阪神・淡路大震災の直後に来日し、厳しい生活に直面しながらも日本にとどまった。元オリックスのダグ・ジェニングス氏(50)は「がんばろうKOBE」を合言葉にリーグ優勝を飾り、翌年には日本一を勝ち取った。あれから20年-。「あの助っ人たちの今」第4回は、“兄弟分”のイチロー(マーリンズ)と再会を果たした「D・J」です。

1995年1月17日、米国の自宅で荷造りをしている最中に、阪神・淡路大震災をニュースで知った。すでにオリックスと契約を結んでいたジェニングス氏は、日本行きをやめるという選択肢は頭になかったという。行けば何とかなるだろうと思っていた。

だが、被災地の状況は想像以上だった。「自分の目で見たとき、胸が張り裂ける思いだった。僕と、同期入団の(トロイ・)ニールは最初、三宮のマンションに住んだけど、全半壊した建物の撤去作業で空気が汚れ、住環境は良くなかった」。間もなく六甲アイランドに引っ越したが、ニール氏と一緒に「頑張ろう」と励まし合い、神戸から離れなかった。

苦労を分かち合ったからこそ、当時のチームメートとの絆は強い。
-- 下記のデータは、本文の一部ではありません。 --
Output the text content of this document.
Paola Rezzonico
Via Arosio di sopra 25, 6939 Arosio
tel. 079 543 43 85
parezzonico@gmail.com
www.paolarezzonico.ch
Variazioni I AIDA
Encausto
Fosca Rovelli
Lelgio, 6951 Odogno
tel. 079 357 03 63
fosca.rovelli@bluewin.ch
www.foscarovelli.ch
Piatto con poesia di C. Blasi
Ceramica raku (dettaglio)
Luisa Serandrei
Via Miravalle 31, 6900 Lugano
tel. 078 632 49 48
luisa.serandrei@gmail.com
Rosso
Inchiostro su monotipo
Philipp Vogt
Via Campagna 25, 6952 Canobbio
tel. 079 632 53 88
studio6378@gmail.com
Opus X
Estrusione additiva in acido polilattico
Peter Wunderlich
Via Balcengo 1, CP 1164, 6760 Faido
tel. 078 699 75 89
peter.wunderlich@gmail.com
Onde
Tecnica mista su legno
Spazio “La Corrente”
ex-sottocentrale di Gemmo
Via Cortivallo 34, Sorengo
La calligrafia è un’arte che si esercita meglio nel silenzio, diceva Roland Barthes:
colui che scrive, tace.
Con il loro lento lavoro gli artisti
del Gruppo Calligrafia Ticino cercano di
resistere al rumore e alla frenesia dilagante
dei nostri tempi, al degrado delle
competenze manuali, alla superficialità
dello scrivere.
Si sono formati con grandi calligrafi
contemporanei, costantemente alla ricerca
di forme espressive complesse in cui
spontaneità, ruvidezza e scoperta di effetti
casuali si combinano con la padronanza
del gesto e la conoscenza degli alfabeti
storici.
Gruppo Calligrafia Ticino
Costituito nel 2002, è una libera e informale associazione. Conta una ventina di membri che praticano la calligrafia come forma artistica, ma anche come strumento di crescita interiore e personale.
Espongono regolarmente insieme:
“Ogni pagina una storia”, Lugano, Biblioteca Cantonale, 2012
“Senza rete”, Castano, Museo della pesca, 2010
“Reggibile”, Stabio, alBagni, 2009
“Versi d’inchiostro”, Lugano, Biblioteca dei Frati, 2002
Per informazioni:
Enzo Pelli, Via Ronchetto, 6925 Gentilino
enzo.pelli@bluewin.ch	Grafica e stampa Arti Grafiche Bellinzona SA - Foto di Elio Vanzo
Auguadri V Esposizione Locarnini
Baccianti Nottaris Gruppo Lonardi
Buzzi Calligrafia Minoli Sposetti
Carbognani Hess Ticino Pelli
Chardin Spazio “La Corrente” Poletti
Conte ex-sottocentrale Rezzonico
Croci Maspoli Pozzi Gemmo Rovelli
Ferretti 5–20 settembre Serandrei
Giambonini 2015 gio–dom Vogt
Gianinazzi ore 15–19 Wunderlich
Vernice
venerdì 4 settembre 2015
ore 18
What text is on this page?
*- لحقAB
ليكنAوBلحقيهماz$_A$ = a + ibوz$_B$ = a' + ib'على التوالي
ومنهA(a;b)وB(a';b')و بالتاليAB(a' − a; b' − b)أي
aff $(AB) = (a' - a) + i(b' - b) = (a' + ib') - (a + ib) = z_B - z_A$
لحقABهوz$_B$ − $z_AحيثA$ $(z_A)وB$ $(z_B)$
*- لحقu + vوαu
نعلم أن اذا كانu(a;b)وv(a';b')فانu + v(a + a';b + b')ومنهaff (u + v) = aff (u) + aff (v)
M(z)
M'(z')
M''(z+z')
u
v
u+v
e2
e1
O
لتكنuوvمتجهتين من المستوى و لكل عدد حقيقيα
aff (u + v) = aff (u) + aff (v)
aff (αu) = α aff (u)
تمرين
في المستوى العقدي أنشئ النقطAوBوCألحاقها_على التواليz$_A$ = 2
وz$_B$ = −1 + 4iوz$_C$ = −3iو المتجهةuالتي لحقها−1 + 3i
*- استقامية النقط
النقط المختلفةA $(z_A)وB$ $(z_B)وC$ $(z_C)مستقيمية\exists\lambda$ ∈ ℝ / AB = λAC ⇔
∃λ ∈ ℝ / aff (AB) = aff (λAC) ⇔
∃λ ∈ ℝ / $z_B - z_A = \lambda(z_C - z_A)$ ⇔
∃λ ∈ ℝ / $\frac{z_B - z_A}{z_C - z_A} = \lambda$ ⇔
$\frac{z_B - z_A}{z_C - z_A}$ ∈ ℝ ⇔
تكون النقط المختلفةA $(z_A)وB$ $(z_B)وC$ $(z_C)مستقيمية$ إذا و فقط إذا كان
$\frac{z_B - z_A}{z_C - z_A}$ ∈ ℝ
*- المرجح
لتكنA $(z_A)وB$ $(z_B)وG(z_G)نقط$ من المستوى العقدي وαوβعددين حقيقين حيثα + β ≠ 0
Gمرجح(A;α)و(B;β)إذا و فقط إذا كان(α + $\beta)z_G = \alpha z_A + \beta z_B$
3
ジェニングス氏はその1人であるイチローと今年、約10年ぶりに再会した。現役引退後はマーリンズの本拠地に近いフロリダ州フォートローダーデールでアマチュア選手の指導を続け、偶然にも今季、イチローがマイアミにやって来た。再会した瞬間、どちらからともなく抱き合った。「僕にとってイチローは兄弟のような存在。ずいぶん英語がうまくなっていた。10年前のイチは、スペイン語の方が得意だったからね。今は英語で、言葉の壁は全然感じなかった」と顔をほころばせた。

ニール氏とは「今は連絡を取っていない」という。実はオリックス退団後のニール氏は、数奇な運命をたどった。離婚し、子供2人の養育費70万ドル(約8750万円)の支払い義務を怠ったとして逮捕を報じられた。その後和解し、南太平洋の島国であるバヌアツ共和国に移住。リゾートビジネスなどで成功していたが今年3月、巨大サイクロンに襲われた同国は壊滅的被害に。ニール氏も被災したのか、取材では消息が分からなかった。

当時の仰木彬監督は05年に他界し、知っている球団関係者もいなくなり、神戸もずいぶん変わった。それでもジェニングス氏は2年前、オリックスから始球式の招待を受け、迷わず再来日を決めた。顔なじみのファンと再会し、交際中の女性とともに懐かしい場所を訪ねた。そして夜景で有名な神戸の山でプロポーズし、昨年再婚した。「日本は第2の故郷だから」。20年の時を経て、心の中の神戸はさらに大きなものになっていた。【水次祥子】

◆ダグ・ジェニングス 1964年9月30日、米ジョージア州生まれ。88~93年にアスレチックスとカブスでプレーし、95年オリックス入団。登録名は「D・J」。1年目の7、8月に2カ月連続で月間MVPを獲得。96年は優勝を決めた9月23日の日本ハム戦9回に同点本塁打。延長10回のイチローのサヨナラ打につなげた。引退後は指導者として、アンソニー・リゾ内野手(カブス)らをメジャーに輩出。